Małżeństwo z rozsądku: katolicyzm i nowoczesność w dziewiętnastowiecznej Europie

Maciej Janowski

DOI: http://dx.doi.org/10.12775/KH.2015.122.4.02

Abstrakt


A Marriage of Convenience: the Roman Catholic Church and Modernity in Nineteenth-Century Europe

This paper examines the problem of Dechristianization and secularization in nineteenth-century Europe, with a special emphasis on the Roman Catholic Church’s ways of reacting to modernity. The first part deals with changes in religious attitudes, on individual and collective levels, in the midst of rapid social and intellectual changes that took place in the nineteenth century. The building of the modern secular state structures was among the most important factors that weakened the position of the established churches.

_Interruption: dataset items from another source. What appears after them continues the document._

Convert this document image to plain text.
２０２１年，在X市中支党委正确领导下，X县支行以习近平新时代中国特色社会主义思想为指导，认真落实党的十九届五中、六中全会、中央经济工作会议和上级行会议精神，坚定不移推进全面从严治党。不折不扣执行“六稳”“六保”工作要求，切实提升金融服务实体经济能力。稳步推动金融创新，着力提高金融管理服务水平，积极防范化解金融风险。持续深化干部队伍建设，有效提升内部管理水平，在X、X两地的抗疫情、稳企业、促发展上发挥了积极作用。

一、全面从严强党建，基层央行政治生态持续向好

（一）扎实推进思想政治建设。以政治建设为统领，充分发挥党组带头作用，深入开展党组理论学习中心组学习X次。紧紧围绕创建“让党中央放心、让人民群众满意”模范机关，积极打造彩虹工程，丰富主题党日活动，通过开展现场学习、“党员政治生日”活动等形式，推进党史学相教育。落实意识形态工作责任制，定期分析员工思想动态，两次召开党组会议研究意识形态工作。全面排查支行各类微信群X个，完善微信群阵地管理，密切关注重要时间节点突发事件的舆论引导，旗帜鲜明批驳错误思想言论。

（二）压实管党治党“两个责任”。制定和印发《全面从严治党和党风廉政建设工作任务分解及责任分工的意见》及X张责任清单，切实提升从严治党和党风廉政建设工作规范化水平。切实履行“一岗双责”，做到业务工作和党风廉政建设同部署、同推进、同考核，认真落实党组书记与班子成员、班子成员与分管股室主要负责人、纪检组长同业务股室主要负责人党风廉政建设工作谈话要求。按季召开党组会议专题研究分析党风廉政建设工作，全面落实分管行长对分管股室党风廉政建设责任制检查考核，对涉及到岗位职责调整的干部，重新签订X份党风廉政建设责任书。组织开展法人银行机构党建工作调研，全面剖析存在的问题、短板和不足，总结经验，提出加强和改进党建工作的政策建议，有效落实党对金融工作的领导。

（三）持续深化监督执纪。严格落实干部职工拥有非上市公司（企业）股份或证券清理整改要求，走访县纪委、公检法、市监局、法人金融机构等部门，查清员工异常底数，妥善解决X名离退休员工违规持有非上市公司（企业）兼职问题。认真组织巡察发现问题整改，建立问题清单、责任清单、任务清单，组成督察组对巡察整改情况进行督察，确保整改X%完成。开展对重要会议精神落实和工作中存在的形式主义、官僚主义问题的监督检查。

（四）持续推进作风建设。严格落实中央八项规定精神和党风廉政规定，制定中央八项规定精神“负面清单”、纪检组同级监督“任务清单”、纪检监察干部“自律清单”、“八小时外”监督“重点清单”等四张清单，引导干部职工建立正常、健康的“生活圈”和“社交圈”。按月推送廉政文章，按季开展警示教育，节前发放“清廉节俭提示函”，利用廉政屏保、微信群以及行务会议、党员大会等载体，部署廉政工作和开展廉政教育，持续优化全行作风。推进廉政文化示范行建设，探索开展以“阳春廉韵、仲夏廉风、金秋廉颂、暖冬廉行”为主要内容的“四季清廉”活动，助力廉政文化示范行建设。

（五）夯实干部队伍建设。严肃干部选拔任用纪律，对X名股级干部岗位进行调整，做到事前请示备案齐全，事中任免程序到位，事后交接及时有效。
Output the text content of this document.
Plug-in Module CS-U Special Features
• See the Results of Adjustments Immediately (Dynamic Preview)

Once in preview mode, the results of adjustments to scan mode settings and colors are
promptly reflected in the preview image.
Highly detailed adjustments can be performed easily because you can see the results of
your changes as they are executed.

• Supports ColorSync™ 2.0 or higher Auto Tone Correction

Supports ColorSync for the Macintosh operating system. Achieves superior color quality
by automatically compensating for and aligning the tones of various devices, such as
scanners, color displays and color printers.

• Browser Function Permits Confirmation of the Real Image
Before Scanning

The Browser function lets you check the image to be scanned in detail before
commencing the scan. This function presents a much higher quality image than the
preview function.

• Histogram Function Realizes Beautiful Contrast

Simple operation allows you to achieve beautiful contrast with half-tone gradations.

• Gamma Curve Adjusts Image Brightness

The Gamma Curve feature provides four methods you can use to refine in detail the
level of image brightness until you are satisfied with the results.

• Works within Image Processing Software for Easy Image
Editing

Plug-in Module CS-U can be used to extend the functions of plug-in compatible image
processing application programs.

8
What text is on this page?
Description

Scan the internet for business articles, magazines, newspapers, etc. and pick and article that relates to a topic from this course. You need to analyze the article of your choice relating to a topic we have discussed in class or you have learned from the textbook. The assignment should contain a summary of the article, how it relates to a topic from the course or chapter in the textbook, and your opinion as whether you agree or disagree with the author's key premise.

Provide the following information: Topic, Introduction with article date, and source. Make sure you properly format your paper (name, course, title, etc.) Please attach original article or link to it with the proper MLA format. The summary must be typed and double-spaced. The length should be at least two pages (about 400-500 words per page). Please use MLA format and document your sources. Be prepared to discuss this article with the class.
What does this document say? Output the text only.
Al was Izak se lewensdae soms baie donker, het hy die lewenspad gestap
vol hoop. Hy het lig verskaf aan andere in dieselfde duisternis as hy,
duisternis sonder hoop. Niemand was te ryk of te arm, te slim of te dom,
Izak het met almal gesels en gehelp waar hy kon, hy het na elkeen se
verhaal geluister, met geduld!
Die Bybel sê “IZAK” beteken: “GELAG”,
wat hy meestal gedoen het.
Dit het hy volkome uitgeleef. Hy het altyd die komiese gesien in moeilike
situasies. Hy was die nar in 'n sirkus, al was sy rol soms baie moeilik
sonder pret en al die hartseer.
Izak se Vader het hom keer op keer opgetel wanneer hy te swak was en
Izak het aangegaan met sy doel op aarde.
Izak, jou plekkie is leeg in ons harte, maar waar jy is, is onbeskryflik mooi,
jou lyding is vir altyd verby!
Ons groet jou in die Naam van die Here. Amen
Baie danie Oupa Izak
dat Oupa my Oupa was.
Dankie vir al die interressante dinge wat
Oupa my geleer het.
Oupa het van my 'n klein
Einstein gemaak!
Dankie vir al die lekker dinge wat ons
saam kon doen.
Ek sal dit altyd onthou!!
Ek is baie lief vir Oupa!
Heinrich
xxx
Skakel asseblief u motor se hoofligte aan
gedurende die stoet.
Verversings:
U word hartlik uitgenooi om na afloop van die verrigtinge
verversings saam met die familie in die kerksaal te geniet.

The second part deals with the Roman Catholic Church. The argument is that the Church managed to come to terms with modernity and to escape secularization at the price of supporting modern radical nationalism in the early twentieth century. The Church, especially since the times of Pope Leo XIII, chose to embrace modernity in its conservative form as an alternative to the dominant rationalist-liberal type. It was a modernity nevertheless, and the transformations of the Catholic Church through the nineteenth and early twentieth century should be understood in terms of modernization (although an unenthusiastic one) rather than a resistance to modernity. The problem of Catholic liberalism and the reasons for its rather moderate influence is also discussed. On the whole, Peter Berger was right that “modernity is not necessarily secularizing; it is necessarily pluralizing”, i.e. it creates various possibilities of behaviour that can, but do not have to, lead to secularization.